I am not sure that all the Congolese men and women who had hands hacked off as punishment for not working hard to tap rubber enough would have appreciated this distinction. Furthermore, it is somewhat of a moot point since the entire continent was Caucasian to begin with. If we extend the concept of racism, however, to include the persecution of religious and ethnic groups that are considered less than human, the Europeans have even less to be proud of. Many scholars view the Elizabethan conquest of Ireland and the reign of terror and plunder that succeeded it to be a model for the conquest of the American Indian. Furthermore, when every last Jew was expelled from Great Britain and Spain in the early capitalist epoch, one can hardly fault a Jew for questioning the merits of the European “political culture.”

For those who will probably not find themselves motivated to read “Beyond U.S. Hegemony,” I can recommend a briefer exposition of his ideas in an article titled ” Beyond Liberal Globalization: A Better or Worse World?” that appeared originally in Monthly Review.

In the conclusion, Amin tries to make clear that his anti-imperialism is different from that of the old left:

In its time, the third Leninist then Maoist International formed global alliances which–in theory and to some extent in practice–responded to an analogous challenge formulated within the conditions and limitations of the time. It is not a question of producing a remake of this chapter of history, which is definitively closed. The new structure of the anti-imperialist struggles in the North and South have still to be invented almost from A to Z.

As I stated in my last article in this series, it is a mistake to try to dismiss the lessons of the socialist movement, which were gained through blood and sweat. To speak in terms of a chapter of history being closed might make sense if you are speaking of the USSR or Mao’s China. Since Samir Amin was at one time a Maoist himself, one wonders if this attempt to close the chapter might reflect his own anxiousness to put his own past behind him. For the rest of us, the Soviet Union was much more about its promise rather than its achievements, impressive as they were. Looking back at that experience and trying to extract some meaningful lesson from it is not an exercise in “ostalgie” but rather a determination not to excise a memory that can serve to guide future action, especially in a time of deepening capitalist criss.

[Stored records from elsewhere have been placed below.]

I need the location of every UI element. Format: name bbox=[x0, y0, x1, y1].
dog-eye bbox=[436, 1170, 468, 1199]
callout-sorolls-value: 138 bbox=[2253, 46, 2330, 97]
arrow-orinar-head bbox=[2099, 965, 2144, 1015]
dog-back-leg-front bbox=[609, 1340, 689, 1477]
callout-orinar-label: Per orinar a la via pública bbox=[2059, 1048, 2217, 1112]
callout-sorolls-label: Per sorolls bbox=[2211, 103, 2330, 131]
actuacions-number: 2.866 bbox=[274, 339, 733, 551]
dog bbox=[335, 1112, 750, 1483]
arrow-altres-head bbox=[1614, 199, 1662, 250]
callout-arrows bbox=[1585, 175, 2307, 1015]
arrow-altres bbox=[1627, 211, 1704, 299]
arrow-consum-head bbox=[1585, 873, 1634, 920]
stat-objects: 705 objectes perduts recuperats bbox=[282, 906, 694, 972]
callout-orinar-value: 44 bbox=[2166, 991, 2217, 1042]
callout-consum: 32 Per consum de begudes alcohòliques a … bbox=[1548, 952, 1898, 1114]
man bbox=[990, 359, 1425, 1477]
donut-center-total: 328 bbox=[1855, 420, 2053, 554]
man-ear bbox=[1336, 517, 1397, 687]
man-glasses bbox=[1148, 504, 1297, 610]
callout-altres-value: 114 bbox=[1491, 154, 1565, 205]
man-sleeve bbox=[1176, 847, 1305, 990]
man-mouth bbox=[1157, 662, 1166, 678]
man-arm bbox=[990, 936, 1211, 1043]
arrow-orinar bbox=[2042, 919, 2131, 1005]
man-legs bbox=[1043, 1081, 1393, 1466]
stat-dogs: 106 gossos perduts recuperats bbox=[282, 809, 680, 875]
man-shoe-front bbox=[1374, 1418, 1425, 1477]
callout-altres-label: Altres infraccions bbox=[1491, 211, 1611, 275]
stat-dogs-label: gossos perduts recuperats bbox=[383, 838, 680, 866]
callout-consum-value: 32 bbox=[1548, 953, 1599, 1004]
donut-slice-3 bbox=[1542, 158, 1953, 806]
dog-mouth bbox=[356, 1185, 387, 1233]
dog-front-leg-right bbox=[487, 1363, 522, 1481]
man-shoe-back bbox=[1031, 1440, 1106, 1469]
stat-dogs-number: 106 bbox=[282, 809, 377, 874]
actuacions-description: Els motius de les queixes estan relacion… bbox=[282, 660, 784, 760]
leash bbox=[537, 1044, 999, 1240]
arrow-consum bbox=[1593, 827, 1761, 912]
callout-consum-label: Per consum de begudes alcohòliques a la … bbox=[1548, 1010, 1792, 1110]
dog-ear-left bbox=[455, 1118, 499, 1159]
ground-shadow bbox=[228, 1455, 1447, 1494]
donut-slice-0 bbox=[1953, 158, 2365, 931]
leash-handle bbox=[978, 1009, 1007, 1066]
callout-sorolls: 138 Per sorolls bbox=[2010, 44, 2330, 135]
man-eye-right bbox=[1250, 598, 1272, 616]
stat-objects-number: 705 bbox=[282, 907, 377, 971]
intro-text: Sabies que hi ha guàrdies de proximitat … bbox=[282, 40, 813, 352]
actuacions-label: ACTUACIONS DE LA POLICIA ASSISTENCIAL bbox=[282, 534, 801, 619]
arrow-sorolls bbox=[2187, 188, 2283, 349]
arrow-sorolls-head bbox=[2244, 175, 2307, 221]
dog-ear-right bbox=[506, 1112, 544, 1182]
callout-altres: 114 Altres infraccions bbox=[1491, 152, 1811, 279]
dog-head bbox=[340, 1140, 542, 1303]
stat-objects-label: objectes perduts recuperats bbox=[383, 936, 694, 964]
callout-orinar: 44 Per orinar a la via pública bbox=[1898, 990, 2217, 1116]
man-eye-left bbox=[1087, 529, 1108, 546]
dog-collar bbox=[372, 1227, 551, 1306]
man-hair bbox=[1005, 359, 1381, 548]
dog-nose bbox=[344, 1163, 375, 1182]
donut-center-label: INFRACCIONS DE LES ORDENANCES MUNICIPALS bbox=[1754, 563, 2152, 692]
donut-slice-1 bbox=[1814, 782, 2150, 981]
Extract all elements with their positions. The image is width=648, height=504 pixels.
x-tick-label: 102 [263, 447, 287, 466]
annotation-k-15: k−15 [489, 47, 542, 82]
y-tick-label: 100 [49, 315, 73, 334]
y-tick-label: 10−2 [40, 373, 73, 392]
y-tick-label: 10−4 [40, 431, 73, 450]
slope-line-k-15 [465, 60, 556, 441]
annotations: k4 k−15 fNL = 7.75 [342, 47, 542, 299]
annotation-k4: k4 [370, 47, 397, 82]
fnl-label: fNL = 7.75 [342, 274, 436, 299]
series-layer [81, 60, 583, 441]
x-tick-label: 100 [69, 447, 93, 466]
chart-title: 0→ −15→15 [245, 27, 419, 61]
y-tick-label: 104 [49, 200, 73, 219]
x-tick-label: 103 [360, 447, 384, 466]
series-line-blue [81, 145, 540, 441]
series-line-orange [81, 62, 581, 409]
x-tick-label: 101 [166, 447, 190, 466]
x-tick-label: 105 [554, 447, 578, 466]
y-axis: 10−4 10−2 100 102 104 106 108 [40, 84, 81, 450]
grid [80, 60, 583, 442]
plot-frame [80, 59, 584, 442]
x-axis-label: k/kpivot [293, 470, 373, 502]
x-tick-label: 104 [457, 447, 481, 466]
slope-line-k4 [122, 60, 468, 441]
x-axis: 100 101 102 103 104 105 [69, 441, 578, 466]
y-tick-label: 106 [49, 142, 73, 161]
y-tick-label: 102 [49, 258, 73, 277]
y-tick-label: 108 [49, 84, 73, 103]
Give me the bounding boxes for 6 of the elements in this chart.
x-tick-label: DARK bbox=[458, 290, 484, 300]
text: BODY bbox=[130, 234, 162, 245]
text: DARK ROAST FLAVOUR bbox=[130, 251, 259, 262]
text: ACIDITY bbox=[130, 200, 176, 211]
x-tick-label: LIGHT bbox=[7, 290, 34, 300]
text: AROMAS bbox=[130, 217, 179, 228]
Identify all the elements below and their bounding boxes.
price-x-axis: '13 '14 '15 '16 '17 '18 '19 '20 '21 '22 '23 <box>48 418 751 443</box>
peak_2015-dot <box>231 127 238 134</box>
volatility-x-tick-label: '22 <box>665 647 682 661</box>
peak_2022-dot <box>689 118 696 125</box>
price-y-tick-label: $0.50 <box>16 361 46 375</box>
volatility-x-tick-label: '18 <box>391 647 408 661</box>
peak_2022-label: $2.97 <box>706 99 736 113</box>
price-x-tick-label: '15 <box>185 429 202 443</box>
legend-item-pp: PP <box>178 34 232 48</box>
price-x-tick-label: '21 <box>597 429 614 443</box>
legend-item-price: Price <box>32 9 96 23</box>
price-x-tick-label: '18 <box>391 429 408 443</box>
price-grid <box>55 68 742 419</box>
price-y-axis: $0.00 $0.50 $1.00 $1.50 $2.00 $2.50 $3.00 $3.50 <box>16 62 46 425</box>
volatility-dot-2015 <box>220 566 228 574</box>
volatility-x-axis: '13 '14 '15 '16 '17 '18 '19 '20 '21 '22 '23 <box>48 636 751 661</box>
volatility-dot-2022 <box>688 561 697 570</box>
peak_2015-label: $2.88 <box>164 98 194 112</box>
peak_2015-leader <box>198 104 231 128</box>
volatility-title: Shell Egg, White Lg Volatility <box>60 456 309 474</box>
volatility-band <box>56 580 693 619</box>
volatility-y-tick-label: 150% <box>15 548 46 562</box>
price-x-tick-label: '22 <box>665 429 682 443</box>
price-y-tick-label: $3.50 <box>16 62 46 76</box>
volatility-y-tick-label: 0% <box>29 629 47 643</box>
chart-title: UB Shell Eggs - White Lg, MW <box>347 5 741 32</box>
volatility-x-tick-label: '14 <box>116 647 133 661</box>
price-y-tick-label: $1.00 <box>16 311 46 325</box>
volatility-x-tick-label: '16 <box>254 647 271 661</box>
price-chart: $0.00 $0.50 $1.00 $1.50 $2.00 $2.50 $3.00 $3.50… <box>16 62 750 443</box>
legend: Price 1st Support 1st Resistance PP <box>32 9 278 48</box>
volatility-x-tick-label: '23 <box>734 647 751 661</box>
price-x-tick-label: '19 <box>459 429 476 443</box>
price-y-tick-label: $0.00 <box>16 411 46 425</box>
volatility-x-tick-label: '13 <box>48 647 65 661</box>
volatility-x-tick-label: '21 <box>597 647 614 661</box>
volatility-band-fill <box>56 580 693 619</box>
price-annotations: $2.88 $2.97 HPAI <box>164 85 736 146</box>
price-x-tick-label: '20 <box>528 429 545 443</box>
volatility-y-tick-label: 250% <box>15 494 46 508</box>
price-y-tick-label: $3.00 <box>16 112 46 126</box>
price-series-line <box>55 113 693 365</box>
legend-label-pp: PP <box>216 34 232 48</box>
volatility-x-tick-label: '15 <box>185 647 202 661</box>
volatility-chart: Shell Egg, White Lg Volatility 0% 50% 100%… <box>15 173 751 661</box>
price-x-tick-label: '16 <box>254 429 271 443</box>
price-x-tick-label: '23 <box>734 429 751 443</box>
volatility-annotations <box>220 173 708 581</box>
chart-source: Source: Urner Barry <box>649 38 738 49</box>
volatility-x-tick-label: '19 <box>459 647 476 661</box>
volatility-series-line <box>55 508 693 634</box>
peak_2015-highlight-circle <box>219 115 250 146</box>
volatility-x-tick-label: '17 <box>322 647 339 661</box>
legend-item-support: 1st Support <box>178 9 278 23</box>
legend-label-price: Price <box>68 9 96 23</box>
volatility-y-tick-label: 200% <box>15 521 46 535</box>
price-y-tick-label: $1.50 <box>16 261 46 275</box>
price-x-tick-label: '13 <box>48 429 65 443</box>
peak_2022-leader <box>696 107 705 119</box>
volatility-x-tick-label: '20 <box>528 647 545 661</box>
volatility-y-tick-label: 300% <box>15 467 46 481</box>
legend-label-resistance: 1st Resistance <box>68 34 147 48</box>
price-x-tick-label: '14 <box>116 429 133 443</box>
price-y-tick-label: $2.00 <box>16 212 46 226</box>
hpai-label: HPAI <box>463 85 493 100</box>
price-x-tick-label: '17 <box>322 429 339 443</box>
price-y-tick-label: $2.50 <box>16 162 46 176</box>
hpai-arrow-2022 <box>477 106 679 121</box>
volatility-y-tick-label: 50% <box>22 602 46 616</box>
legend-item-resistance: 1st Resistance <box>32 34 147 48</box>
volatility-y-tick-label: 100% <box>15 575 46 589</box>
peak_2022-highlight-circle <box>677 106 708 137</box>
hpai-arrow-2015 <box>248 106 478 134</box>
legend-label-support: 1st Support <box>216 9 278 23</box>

  1. I just read Amin’s piece in MR a few days ago and I thought he was actually much toughter and more pessimistic on Europe than your quotations would indicate. Nor do I think his use of the term “political culture” is meant to belittle the role played by class struggle and working class parties in the shaping of the European welfare state. His somewhat dismissive view of the prospects for progressive change in the States struck me as the standard American exceptionalism, but I do think that “race” has played a significant role in diminishing class consciousness in America, limiting the formation and growth of mass working class parties, and inhibiting the degree of welfare statism seen in Europe. Finally, his notion of counter-hegemonic blocs and his willingness to “unite all who can be united” against U.S. hegemony, while not without merit, seems oversimplified and not so very far removed from his Maoist/Bandung past. Nevertheless, I found the essay, even where I disagreed with it, to be sober and not as inclined to jettison the lessons of history as you suggest.

    Comment by burghardt — December 30, 2006 @ 12:01 am

  2. “Ruling class” is a populist term, not a Marxist one.